Goffman, 1974,  dans son analyse des éléments rituels inhérents aux interactions sociales, développe ce qu'il appelle "perdre la face ou faire bonne figure", défendre sa propre face vis-à-vis de l’autre. D'autre part, on rencontre aussi chez Goffman  la notion de sauver la face par  "l'évitement", se retirer élégamment pour se sauver la face. Il y a aussi la notion de la "réparation" par voie d'attention "directe et officielle". A ce stade, un ou plusieurs participants se trouvent ouvertement en déséquilibre, ou en disgrace. Il leur faut essayer de rétablir entre eux un état  " rituel" satisfaisant. Le "rituel" chez Goffman, est un acte dont le composant "symbolique" sert à montrer combien la personne agissante est digne de respect et combien elle estime que les autres sont dignes. L'équilibre est une image adéquate car la durée et l'intensité de l'effort de " réparation " s'ajustent exactement à la persistance et à la gravité du danger. La force est donc un objet " sacré", et il s'en suit que l'ordre " expressif" nécessaire à sa préservation est un ordre "rituel", E. Goffman, 1974.
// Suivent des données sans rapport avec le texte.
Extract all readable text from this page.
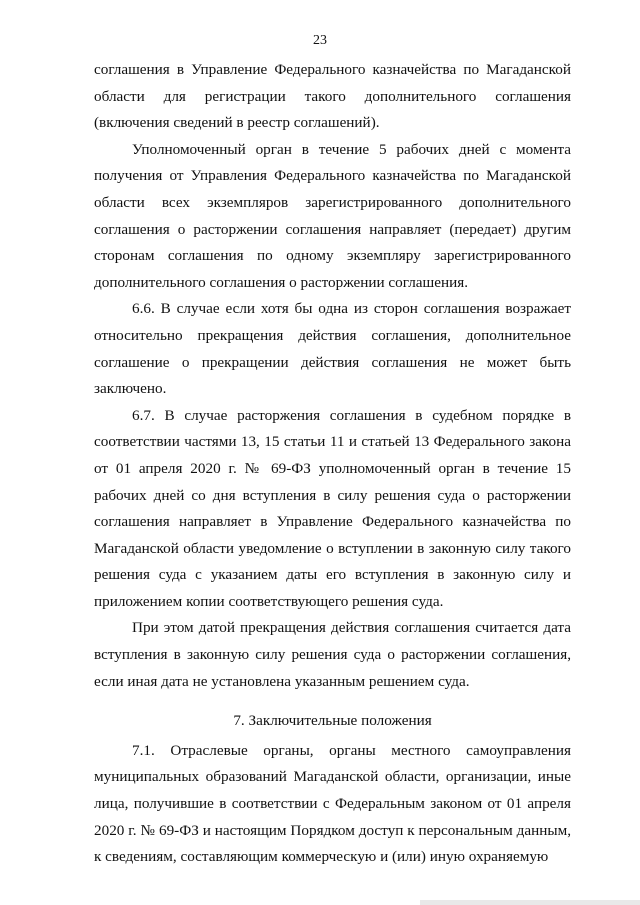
23

соглашения в Управление Федерального казначейства по Магаданской области для регистрации такого дополнительного соглашения (включения сведений в реестр соглашений).

Уполномоченный орган в течение 5 рабочих дней с момента получения от Управления Федерального казначейства по Магаданской области всех экземпляров зарегистрированного дополнительного соглашения о расторжении соглашения направляет (передает) другим сторонам соглашения по одному экземпляру зарегистрированного дополнительного соглашения о расторжении соглашения.

6.6. В случае если хотя бы одна из сторон соглашения возражает относительно прекращения действия соглашения, дополнительное соглашение о прекращении действия соглашения не может быть заключено.

6.7. В случае расторжения соглашения в судебном порядке в соответствии частями 13, 15 статьи 11 и статьей 13 Федерального закона от 01 апреля 2020 г. № 69-ФЗ уполномоченный орган в течение 15 рабочих дней со дня вступления в силу решения суда о расторжении соглашения направляет в Управление Федерального казначейства по Магаданской области уведомление о вступлении в законную силу такого решения суда с указанием даты его вступления в законную силу и приложением копии соответствующего решения суда.

При этом датой прекращения действия соглашения считается дата вступления в законную силу решения суда о расторжении соглашения, если иная дата не установлена указанным решением суда.

7. Заключительные положения

7.1. Отраслевые органы, органы местного самоуправления муниципальных образований Магаданской области, организации, иные лица, получившие в соответствии с Федеральным законом от 01 апреля 2020 г. № 69-ФЗ и настоящим Порядком доступ к персональным данным, к сведениям, составляющим коммерческую и (или) иную охраняемую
 Saturés de positivisme, de structuro-fonctionnalisme, d'interactionnisme ou d'individualisme méthodologique etc, des chercheurs comme C. Castoriadis 1978, font appel à l'imaginaire.Le "symbolique " prend autant d'importance que la rationnalité. Castoriasis cherche à établir des rapports entre le "psyché" et le social historique, entre imaginaire individuel : psyché, et imagination sociale appartenent au social historique. Des études, pourtant bien éloignées les unes des autres, présentent un caractère commun ; toutes recherchent la réalité sociale, une partie de ce qui anime celle-ci et l'explique. " Il n y a de science que du caché " disait Bachelard. Construire l'objet, c'est découvrir derrière le langage commun et les apparences, à l'intérieur de la société globale, des faits sociaux, Grawitz, 1993.